Key Takeaways
In the contest between proprietary and open-source AI, proponents of open models have gained an important endorsement: the White House.
Responding to President Biden’s Executive Order on AI safety , the Department of Commerce’s National Telecommunications and Information Administration (NTIA) issued policy recommendations on Tuesday, July 30, embracing AI openness. However, supporters of closed development argue that openness comes with its risks.
In its report , NTIA observed that AI with widely available model weights, which it refers to as open foundation models, can provide a variety of benefits:
“They diversify and expand the array of actors, including less resourced actors, that participate in AI research and development. They decentralize AI market control from a few large AI developers. And they enable users to leverage models without sharing data with third parties, increasing confidentiality and data protection.”
The agency’s findings echo arguments made by open-source AI developers, who have criticized the closed-off models built by Google and OpenAI for being opaque and open to manipulation.
“Open-source and open access are important for […] ideological and philosophical reasons at this stage in the rise of AI,” Livepeer CEO Doug Petkanics told CCN in an interview.
“The leaders in this space are Big Tech companies that are executing in a proprietary way, as is their right […] but it comes with some side effects. They get to inject their bias, they get to control their access, [and] set the pricing as well.”
For researchers, hobbyists and startups, this dependency on Big Tech AI can be a major constraint. But defenders of closed models argue that placing them in the public domain could be dangerous.
Ask ChatGPT how to make a bomb, and it will decline to answer, as it will for most obviously dangerous prompts. Without access to the back end of OpenAI’s models, malicious actors hoping to bypass safety filters have limited tools at their disposal.
However, the same isn’t true for freely programmable open-source models, while LLMs like Hugging Face’s Falcon don’t even have traditional AI guardrails to begin with.

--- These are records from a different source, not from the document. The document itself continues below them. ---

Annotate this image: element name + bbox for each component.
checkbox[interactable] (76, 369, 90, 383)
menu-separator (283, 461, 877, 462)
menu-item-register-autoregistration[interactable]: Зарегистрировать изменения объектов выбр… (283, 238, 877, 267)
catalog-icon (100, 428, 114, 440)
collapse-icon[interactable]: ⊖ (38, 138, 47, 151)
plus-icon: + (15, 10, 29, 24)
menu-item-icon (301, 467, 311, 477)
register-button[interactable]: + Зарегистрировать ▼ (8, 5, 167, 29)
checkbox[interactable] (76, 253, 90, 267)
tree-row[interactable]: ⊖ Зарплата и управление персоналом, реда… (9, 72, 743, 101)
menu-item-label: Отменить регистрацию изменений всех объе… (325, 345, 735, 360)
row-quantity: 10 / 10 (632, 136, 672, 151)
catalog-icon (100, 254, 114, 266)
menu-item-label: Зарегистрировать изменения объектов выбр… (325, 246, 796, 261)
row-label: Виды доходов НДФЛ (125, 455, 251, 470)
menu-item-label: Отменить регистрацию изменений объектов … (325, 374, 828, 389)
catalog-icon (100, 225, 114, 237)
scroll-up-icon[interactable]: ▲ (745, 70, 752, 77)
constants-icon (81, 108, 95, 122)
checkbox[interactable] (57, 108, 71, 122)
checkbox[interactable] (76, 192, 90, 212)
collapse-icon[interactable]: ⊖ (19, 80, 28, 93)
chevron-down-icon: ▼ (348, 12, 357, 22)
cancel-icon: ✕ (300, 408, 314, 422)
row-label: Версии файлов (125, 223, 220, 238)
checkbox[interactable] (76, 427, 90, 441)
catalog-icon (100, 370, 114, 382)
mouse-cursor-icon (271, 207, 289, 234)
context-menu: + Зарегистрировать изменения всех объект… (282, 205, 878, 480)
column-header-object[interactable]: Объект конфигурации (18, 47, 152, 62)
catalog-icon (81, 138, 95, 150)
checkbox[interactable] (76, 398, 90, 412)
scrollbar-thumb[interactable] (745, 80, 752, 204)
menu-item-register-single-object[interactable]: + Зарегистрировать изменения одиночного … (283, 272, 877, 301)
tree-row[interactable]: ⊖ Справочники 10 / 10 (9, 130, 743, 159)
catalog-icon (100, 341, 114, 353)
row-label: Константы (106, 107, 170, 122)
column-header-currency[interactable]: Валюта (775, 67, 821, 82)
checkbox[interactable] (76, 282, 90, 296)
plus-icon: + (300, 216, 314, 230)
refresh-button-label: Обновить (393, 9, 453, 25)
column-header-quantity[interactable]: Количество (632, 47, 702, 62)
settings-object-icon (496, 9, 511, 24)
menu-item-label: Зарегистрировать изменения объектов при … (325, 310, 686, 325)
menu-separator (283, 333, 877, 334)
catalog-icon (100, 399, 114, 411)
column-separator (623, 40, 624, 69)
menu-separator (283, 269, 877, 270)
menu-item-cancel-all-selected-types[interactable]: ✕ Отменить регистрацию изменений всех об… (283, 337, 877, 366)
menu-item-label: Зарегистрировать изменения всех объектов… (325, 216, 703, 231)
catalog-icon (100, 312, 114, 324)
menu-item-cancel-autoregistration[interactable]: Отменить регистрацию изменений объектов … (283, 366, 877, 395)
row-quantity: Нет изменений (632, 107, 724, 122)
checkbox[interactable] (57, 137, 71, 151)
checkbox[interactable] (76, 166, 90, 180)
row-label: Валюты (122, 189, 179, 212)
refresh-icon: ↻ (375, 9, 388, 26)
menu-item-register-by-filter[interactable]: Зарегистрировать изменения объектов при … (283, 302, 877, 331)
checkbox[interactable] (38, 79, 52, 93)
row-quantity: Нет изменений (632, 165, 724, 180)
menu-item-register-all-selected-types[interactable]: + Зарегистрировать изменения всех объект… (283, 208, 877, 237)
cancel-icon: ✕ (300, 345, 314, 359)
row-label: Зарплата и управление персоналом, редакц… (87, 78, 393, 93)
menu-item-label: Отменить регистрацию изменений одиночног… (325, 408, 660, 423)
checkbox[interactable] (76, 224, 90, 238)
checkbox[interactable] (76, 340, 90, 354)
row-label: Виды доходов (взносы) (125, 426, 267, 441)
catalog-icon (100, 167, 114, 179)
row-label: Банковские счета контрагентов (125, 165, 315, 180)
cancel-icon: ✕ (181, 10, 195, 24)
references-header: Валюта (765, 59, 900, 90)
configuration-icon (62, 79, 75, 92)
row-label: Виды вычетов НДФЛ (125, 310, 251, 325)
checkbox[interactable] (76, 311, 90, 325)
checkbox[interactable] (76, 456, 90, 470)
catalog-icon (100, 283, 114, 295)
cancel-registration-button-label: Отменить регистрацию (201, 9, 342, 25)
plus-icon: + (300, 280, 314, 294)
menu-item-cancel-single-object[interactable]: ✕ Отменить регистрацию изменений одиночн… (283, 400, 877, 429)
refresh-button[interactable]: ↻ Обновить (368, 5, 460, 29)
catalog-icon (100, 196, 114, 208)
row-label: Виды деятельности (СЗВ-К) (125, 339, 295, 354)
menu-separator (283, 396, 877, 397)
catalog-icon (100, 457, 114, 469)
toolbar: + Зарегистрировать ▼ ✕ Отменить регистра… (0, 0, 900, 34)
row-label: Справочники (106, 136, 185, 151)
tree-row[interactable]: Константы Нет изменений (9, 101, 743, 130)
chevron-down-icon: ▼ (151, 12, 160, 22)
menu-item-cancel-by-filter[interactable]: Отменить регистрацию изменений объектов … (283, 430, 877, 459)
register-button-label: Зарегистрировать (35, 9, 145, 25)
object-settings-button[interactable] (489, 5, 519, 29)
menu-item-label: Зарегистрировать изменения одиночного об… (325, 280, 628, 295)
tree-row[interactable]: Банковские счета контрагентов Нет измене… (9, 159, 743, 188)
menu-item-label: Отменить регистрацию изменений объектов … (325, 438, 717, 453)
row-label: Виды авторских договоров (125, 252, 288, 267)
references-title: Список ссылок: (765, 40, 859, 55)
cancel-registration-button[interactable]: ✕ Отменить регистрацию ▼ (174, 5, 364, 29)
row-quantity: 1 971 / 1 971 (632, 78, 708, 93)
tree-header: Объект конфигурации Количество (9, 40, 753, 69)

Open-source models have already been used to create chatbots optimized for crime. For example, WormGPT and FraudGPT are two modified versions of the GPTJ language model trained on large quantities of malware data.
Meanwhile, malicious instances of AI image generators, including nudify apps and tools for generating deepfake child abuse imagery, almost exclusively use the open-source Stable Diffusion model.
Although it acknowledges the risks of existing open foundation models, the NTIA report concludes that they don’t justify imposing restrictions on the technology. However, it maintains that more powerful future models may require regulatory intervention and recommends that the federal government adopt a monitoring framework to inform its response going forward.
Alongside potential dangers, the agency also found that open foundation models could have important safety benefits compared to their closed peers.
In the tradition of open-source software, advocates of making AI model weights freely available argue that the benefits of transparency and community-driven oversight outweigh safety risks.
Upon releasing Llama-2 last year, Meta declared : “We believe it’s safer,” noting that opening access means developers and researchers can stress test models, identifying issues more effectively than internal tests would be able to.
“By seeing how these tools are used by others, our own teams can learn from them, improve those tools, and fix vulnerabilities,” the firm said in a statement.
This emphasis on community oversight is echoed by many prominent AI experts.
Open-source models “can be interrogated, scrutinized, and evaluated by anyone, without needing to seek approval from a central decision-maker,” observed one paper authored by leading researchers in the field. “This empowers developers […] encouraging a culture of contribution and accountability.”
Finally, the study observed that proprietary AI can also be abused. “It is not clear that closed models are definitively ‘safer’ than open-source models,” they stated. As such, they called for a more nuanced understanding of the relative strengths and weaknesses of different approaches.